Comparison of the distribution of k_tr, run length, and moving time of WT (blue) and F232W/F396W (pink) obtained by HS-AFM. Left, the distributions of k_tr were fitted with the single Gaussian function. The processive catalysis rate constant (k_pc) was calculated by dividing k_tr with the step size (product size: 1.04 nm). Center and right, the distributions of run length and moving time were fitted with the single-exponential decay function. The processivity (P) was estimated by dividing the run length by the step size. The inverse of the moving time was determined as the productive dissociation rate constant (k_off^P), because all of the molecules analyzed by HS-AFM were moving molecules. The N and N chitin represent the number of SmChiA molecules and chitin microfibrils, respectively. The first bins (gray bars) of the run length were not included for fitting, because precise measurement of short run length was difficult.

Figure 5.

Reaction scheme of the processive catalysis of SmChiA described with the kinetic parameters obtained experimentally. The green, blue, and red arrows denote the productive binding/dissociation, nonproductive binding/dissociation, and processive catalysis (hydrolysis cycle), respectively.

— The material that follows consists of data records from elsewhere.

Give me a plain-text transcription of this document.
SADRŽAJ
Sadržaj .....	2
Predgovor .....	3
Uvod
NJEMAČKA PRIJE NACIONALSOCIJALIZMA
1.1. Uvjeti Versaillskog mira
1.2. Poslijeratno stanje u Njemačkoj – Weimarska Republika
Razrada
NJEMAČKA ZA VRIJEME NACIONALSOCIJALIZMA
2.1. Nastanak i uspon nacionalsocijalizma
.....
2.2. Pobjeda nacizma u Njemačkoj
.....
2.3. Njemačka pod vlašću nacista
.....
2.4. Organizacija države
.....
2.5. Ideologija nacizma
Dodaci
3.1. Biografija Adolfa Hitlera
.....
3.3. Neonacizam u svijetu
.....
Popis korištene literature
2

E, enzyme (SmChiA); S, substrate (crystalline chitin); ES, enzyme-substrate complex after productive binding; E′S, enzyme-substrate complex after nonproductive binding; P, product (chitobiose).

Figure 6.

Comparison of the aromatic amino acid residues responsible for the binding to the crystalline chitin surface and chain sliding into the chitin binding cleft. The amino acid sequences of 258 SmChiA-like proteins were aligned and visualized by Clustal-Omega and WebLogo3. The aromatic amino acids of SmChiA are shown in cyan. The alignment shows the conservation of several aromatic amino acid residues involved in chitin binding. The structural alignment image was constructed by superimposing the crystal structure of SmChiA (PDB entry 1CTN; blue and side chain highlighted with cyan), OfChi-h (PDB entry 5GQB; pink), and VhChiA (PDB entry 3B8S; orange) using PyMOL software. The side chains of aromatic amino acid residues are shown as stick models.